But her parting was to be only for a few months. Maulevrier promised to come back to Fellside for the August sports, and Hammond was to come with him. Three months—or a little more—and they were to meet again.
Yet in spite of these arguments for courage, Mary’s face blanched and her eyes grew unutterably sad as she looked up at her lover.
‘You will take care of yourself, Jack, for my sake, won’t you, dear?’ she murmured. ’If you should be ill while you are in London! If you should die—’
’Life is very uncertain, love, but I don’t feel like sickness or death just at present,’ answered Hammond cheerily. ’Indeed, I feel that the present is full of sweetness, and the future full of hope. Don’t suppose, dear, that I am not grieved at this good-bye; but before we are a year older I hope the time will have come when there will be no more farewells for you and me. I shall be a very exacting husband, Molly. I shall want to spend all the days and hours of my life with you; to have not a fancy or a pursuit in which you cannot share, or with which you cannot sympathise. I hope you will not grow tired of me!’
‘Tired!’
Then came silence, and a long farewell kiss, and then the voice of Maulevrier shouting in the hall, just in time to warn the lovers, before Miss Mueller opened the door and exclaimed,
’Oh, Mr.
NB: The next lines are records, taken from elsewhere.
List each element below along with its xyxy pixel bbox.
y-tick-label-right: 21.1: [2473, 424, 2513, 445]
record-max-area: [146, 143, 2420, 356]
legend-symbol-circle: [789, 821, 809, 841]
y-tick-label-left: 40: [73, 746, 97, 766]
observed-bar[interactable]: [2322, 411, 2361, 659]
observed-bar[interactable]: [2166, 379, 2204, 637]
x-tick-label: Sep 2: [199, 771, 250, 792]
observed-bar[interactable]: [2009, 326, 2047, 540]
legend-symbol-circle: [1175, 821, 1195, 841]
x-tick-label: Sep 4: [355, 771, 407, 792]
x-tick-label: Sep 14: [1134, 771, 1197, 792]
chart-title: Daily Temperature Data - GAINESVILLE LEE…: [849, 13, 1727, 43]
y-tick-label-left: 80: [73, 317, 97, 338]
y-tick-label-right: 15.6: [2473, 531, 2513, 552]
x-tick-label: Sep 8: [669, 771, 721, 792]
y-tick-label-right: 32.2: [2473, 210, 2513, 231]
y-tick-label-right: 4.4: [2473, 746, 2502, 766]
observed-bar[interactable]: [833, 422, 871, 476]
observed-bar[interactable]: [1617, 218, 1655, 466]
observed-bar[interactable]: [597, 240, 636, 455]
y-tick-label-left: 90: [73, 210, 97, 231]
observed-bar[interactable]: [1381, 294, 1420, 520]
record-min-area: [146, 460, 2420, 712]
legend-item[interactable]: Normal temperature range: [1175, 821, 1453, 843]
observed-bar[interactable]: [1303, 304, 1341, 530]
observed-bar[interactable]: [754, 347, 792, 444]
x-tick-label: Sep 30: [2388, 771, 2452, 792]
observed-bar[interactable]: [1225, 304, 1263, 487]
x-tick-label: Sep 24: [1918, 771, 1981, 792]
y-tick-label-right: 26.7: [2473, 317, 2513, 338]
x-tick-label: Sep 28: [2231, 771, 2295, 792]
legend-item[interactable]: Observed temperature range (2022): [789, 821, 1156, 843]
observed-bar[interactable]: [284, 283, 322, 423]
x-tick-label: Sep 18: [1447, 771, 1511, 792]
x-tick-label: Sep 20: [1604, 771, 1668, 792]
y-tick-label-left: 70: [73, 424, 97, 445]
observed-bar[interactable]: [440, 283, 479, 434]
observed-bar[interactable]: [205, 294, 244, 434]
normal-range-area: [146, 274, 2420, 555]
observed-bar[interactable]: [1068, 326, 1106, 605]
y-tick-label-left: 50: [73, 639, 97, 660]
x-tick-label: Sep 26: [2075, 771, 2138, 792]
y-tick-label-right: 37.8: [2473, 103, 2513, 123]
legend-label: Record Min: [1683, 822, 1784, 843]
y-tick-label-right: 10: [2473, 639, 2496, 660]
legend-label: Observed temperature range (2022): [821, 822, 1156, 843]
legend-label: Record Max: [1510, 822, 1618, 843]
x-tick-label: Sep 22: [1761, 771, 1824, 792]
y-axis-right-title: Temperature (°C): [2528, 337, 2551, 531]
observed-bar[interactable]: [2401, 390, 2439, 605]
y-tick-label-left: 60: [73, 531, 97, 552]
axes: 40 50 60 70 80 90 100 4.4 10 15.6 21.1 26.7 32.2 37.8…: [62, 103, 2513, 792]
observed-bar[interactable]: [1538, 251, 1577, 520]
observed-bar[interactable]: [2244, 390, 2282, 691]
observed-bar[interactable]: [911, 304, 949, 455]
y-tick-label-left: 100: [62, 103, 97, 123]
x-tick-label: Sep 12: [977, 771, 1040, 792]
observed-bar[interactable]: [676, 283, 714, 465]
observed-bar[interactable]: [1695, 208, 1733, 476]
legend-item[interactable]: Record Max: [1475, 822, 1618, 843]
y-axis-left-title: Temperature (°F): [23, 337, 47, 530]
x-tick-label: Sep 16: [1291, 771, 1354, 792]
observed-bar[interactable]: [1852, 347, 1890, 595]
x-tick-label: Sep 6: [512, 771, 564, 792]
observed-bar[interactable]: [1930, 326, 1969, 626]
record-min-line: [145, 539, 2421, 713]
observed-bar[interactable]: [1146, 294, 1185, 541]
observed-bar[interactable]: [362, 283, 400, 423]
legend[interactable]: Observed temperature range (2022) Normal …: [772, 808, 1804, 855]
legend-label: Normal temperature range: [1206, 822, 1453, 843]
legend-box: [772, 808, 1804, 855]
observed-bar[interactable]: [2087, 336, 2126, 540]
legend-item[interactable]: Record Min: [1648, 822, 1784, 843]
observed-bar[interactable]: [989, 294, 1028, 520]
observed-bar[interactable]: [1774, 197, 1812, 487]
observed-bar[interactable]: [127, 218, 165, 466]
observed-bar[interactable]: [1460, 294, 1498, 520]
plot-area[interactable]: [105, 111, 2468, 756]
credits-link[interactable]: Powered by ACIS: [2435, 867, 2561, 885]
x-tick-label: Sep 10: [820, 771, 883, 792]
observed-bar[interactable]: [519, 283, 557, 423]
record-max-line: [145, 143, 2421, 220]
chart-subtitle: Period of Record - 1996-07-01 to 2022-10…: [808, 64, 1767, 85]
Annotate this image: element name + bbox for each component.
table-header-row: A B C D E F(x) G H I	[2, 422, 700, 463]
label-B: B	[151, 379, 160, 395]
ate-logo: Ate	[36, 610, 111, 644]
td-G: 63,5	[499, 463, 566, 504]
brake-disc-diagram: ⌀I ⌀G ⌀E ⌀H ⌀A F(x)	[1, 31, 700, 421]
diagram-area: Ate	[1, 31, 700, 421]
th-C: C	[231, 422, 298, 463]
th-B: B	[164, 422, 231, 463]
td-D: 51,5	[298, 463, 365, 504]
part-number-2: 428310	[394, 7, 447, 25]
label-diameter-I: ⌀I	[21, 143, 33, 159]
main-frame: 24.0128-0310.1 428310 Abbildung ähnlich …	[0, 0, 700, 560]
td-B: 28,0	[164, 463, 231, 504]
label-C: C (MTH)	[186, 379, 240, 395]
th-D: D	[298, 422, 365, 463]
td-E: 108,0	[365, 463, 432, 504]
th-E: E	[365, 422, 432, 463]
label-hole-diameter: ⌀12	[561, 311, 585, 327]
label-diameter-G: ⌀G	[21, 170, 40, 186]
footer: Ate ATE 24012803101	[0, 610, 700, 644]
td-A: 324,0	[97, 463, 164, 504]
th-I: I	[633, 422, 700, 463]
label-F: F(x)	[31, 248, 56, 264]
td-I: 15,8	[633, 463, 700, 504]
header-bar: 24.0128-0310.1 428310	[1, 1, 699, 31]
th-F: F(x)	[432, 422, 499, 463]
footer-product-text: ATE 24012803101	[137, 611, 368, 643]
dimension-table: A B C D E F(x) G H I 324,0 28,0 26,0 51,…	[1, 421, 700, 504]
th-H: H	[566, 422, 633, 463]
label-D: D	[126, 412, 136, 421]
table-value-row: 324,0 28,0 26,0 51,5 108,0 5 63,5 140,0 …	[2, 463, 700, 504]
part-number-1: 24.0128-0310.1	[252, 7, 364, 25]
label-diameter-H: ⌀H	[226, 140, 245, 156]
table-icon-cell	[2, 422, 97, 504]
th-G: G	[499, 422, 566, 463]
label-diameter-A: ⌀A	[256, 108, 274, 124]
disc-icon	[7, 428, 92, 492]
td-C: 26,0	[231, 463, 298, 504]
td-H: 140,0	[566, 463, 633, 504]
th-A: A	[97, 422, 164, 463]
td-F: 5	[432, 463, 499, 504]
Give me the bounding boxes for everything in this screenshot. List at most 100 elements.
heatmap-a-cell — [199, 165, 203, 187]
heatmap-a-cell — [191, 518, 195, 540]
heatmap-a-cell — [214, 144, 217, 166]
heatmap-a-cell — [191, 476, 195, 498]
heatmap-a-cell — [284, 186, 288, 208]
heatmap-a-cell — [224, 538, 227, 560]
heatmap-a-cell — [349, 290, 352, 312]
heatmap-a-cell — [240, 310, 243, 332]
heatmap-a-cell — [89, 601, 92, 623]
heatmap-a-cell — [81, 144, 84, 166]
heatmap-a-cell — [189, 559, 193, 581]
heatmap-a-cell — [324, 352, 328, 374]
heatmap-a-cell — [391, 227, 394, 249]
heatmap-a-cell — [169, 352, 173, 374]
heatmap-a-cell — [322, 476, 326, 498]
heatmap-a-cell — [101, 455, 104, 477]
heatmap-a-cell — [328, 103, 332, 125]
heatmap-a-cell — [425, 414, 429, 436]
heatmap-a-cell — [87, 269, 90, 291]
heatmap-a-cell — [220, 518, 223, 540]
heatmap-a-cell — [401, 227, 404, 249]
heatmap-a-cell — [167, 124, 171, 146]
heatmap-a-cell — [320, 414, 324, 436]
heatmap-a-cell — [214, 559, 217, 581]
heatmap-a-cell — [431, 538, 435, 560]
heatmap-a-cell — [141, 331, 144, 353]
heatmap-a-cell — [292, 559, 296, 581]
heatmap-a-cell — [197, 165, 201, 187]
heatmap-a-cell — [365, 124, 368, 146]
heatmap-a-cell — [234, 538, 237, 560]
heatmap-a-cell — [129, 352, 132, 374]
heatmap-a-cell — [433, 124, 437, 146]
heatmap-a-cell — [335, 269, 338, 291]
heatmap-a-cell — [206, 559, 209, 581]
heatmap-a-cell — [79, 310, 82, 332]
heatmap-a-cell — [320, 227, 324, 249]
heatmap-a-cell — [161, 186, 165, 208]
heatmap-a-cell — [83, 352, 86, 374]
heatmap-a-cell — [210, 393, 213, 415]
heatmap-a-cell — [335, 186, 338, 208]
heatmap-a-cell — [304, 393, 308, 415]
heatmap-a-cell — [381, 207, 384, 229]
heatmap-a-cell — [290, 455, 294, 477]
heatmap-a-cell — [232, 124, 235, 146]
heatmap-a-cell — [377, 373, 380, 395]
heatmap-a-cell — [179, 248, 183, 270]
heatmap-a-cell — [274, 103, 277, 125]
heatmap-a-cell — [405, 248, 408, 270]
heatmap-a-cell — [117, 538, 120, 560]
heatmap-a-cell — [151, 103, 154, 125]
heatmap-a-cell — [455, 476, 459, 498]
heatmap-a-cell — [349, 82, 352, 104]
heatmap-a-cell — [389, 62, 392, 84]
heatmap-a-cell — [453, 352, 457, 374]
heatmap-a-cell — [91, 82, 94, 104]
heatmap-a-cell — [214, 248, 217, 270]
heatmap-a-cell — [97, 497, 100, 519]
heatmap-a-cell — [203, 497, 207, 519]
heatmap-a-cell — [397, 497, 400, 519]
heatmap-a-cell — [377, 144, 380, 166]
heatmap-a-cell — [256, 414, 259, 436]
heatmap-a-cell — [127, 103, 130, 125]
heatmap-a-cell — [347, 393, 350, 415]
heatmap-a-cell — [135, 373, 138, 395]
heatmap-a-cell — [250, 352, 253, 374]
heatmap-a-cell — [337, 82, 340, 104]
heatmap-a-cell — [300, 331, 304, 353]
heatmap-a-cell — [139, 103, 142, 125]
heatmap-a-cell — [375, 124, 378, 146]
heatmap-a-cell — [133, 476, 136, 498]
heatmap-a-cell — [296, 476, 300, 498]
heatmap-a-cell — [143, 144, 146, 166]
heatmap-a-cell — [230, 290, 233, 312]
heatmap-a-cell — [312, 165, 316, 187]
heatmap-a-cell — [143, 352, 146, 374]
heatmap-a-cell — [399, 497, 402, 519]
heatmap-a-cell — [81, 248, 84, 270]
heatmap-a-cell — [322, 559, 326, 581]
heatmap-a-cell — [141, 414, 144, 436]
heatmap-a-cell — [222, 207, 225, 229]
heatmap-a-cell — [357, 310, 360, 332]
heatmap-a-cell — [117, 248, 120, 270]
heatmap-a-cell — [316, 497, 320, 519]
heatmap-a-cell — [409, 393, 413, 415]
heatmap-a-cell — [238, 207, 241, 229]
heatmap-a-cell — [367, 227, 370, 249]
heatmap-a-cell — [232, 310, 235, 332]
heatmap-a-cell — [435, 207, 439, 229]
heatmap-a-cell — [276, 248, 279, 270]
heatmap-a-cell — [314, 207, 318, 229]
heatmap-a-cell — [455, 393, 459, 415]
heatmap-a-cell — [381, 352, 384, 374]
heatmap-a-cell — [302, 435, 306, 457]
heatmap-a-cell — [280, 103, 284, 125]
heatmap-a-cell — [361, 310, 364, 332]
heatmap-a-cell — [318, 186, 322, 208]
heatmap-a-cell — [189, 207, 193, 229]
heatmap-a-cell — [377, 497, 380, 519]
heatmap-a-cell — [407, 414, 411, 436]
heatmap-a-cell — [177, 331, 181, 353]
Hammond, we have been looking for you everywhere. The luggage is all in the carriage, and Maulevrier says there is only just time to get to Windermere!’
In another minute or so the carriage was driving down the hill; and Mary stood in the porch looking after the travellers.
’It seems as if it is my fate to stand here and see everybody drive away,’ she said to herself.
And then she looked round at the lovely gardens, bright with spring flowers, the trees glorious with their young, fresh foliage, and the vast panorama of hill and dale, and felt that it was a wicked thing to murmur in the midst of such a world. And she remembered the great unhoped-for bliss that had come to her within the last four days, and the cloud upon her brow vanished, as she clasped her hands in child-like joyousness.
‘God bless you, dear old Helvellyn,’ she exclaimed, looking up at the sombre crest of the mountain. ’Perhaps if it had not been for you he would have never proposed.’
But she was obliged to dismiss this idea instantly; for to suppose John Hammond’s avowal of his love an accident, the mere impulse of a weak moment, would be despair. Had he not told her how she had grown nearer and nearer to his heart, day by day, and hour by hour, until she had become part of his life? He had told her this—he, in whom she believed as in the very spirit of truth.
She wandered about the gardens for an hour after the carriage had started for Windermere, revisiting every spot where she and her lover had walked together within the last three days, living over again the rapture of those hours, repeating to herself his words, recalling his looks, with the fatuity of a first girlish love. And yet amidst the silliness inseparable from love’s young dream, there was a depth of true womanly feeling, thoughtful, unselfish, forecasting a future which was not to travel always along the primrose path of dalliance—a future in which the roses were not always to be thornless.